Our notes to tomorrow’s world: the 10,000-year clock & Rosetta Disk

RASHMEE ROSHAN LALL January 26, 2015

10000-year-clock-1It should be reassuring that there are a lot of very clever people considering a surefire way to communicate with future residents of this planet.

In a piece for Aeon, Grayson Clary describes the endeavours of the Long Now Foundation in San Francisco. Apparently, it was set up 18 years ago to build a culture of extremely long-term thinking. So much so that its house style is to write 2014 as 02014. This, in order “to solve the Y10K problem, and to leave room for millennia 11 through 100,” writes Mr Clary.

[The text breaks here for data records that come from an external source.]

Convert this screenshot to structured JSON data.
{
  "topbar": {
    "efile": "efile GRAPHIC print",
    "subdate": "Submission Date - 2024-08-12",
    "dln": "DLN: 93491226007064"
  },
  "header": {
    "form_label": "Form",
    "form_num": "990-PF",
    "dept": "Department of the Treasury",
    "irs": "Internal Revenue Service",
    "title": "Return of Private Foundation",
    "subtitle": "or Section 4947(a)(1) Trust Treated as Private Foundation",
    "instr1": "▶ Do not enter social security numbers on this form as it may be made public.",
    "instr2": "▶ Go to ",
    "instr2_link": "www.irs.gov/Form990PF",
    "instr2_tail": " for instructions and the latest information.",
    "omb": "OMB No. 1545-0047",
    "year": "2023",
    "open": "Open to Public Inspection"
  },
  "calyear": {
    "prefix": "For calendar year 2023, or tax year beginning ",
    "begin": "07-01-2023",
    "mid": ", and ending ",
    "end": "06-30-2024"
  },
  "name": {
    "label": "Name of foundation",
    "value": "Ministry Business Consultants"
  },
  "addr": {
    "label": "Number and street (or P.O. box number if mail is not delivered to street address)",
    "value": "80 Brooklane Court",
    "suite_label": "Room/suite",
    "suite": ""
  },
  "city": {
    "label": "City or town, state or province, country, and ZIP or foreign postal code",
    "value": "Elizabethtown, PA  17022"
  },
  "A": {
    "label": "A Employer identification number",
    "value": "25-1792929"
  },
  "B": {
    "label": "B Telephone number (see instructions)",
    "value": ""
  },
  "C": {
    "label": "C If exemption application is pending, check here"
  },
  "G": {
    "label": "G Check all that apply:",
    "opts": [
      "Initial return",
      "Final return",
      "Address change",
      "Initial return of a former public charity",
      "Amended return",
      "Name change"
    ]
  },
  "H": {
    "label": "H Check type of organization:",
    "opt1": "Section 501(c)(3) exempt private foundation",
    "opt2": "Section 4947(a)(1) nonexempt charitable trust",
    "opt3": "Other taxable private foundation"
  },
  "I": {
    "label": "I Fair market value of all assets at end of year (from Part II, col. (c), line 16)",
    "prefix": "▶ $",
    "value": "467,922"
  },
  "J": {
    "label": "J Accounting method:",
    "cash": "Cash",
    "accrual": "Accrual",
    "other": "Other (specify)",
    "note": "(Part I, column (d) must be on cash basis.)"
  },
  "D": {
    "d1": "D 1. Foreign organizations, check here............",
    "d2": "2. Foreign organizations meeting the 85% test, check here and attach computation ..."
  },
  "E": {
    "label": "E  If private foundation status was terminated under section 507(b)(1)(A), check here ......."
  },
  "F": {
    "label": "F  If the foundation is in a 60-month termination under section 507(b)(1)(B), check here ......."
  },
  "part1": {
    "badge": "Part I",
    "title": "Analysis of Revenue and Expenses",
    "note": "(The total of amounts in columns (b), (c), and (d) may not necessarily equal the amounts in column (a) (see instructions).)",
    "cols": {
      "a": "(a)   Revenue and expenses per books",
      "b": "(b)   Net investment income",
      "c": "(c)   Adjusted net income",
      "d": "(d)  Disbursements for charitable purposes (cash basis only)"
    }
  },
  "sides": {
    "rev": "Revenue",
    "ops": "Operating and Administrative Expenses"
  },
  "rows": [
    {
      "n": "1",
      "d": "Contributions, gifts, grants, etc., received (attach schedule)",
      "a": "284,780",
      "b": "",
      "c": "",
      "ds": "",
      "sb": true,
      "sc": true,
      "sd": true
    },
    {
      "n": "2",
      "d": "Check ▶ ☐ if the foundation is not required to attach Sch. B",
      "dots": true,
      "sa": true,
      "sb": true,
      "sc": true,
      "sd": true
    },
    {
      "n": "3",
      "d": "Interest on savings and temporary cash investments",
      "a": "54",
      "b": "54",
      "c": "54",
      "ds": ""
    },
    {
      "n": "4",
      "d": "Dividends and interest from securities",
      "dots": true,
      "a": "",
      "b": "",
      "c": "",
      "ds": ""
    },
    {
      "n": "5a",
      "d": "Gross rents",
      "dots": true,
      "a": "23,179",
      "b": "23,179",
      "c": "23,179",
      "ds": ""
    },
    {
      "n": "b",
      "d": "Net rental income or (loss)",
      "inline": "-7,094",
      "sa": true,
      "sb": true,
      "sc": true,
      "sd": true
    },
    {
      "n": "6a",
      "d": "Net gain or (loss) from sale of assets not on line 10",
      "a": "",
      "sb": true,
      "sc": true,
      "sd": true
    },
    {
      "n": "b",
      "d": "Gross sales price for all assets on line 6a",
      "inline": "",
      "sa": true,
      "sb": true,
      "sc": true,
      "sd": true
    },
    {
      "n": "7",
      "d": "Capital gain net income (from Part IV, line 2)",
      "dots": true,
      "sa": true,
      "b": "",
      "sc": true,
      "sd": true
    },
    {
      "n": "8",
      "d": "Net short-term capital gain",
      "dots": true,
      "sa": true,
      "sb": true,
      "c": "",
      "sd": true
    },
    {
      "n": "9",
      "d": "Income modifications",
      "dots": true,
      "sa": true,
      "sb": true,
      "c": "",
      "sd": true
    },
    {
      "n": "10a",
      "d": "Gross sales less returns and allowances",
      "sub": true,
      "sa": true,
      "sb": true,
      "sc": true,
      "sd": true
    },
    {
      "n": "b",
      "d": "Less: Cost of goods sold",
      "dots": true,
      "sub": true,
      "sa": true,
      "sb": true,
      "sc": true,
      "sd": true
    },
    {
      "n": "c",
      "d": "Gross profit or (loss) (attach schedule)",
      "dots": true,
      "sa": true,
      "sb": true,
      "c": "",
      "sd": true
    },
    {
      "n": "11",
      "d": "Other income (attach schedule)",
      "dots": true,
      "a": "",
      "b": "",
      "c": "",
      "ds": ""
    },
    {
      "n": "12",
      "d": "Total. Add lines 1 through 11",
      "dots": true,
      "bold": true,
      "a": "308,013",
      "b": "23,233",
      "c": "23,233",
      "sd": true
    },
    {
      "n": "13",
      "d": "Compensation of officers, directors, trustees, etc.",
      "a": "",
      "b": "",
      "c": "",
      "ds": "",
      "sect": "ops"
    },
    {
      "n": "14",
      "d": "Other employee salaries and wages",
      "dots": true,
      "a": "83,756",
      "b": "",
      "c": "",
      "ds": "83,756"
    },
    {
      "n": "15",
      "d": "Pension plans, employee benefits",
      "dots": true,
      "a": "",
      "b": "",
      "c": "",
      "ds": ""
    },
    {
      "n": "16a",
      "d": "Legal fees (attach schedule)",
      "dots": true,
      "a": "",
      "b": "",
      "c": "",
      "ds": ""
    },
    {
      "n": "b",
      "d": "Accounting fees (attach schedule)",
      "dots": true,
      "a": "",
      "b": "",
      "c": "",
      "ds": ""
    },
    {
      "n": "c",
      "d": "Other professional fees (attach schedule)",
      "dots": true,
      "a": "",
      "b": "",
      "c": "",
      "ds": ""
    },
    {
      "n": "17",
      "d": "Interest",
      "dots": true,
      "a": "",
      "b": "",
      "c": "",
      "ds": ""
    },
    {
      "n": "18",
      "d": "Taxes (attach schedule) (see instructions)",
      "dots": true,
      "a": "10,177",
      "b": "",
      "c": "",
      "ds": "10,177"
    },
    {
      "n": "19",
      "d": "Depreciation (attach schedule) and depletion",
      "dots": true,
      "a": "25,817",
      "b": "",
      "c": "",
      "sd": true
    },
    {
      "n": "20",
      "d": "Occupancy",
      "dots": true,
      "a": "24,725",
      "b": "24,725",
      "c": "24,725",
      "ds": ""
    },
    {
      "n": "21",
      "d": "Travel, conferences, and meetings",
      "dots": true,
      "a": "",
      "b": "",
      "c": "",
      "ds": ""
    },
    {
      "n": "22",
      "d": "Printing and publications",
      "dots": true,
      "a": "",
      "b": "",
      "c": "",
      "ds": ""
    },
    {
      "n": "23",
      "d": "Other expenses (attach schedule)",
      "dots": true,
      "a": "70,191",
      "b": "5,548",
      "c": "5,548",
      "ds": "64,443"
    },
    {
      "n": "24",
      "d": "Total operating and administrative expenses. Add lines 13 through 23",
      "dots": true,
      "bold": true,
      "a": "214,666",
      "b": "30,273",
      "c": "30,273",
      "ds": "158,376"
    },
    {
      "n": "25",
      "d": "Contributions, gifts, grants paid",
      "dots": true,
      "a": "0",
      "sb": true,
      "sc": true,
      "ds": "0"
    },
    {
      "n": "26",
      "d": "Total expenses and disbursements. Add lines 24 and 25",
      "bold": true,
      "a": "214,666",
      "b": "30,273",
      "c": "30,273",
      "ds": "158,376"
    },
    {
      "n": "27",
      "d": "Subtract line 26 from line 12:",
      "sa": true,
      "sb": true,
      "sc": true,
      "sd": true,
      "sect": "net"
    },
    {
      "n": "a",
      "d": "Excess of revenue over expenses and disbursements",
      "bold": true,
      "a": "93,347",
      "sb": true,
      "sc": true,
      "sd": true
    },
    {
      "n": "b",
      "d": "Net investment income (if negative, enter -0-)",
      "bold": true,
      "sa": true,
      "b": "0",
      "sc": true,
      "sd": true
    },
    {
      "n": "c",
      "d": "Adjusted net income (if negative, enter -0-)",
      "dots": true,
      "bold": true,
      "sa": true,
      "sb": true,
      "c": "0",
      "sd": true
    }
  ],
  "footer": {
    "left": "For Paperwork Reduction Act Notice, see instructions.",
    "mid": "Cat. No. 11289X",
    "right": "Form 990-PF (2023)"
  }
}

Now, they’re trying to scatter artefacts around the world, for successive civilisations to find.

One of these is the 10,000-Year Clock. It’s in a Texas mountain, meant to run for millennia and its message is described as follows by the Long Foundation’s board member Kevin Kelly: “[As] long as the Clock ticks, it keeps asking us, in whispers of buried bells, ‘Are we being good ancestors’?”

You’ve got to keep in mind that tomorrow’s world may wonder if the timepiece was one of our gods.

And what would it make of the Rosetta Disk, an archive of 1,500 human languages in 13,000 pages, sheltered in a glass globe, one copy of which is ensconced on Rosetta, the European Space Agency’s comet probe?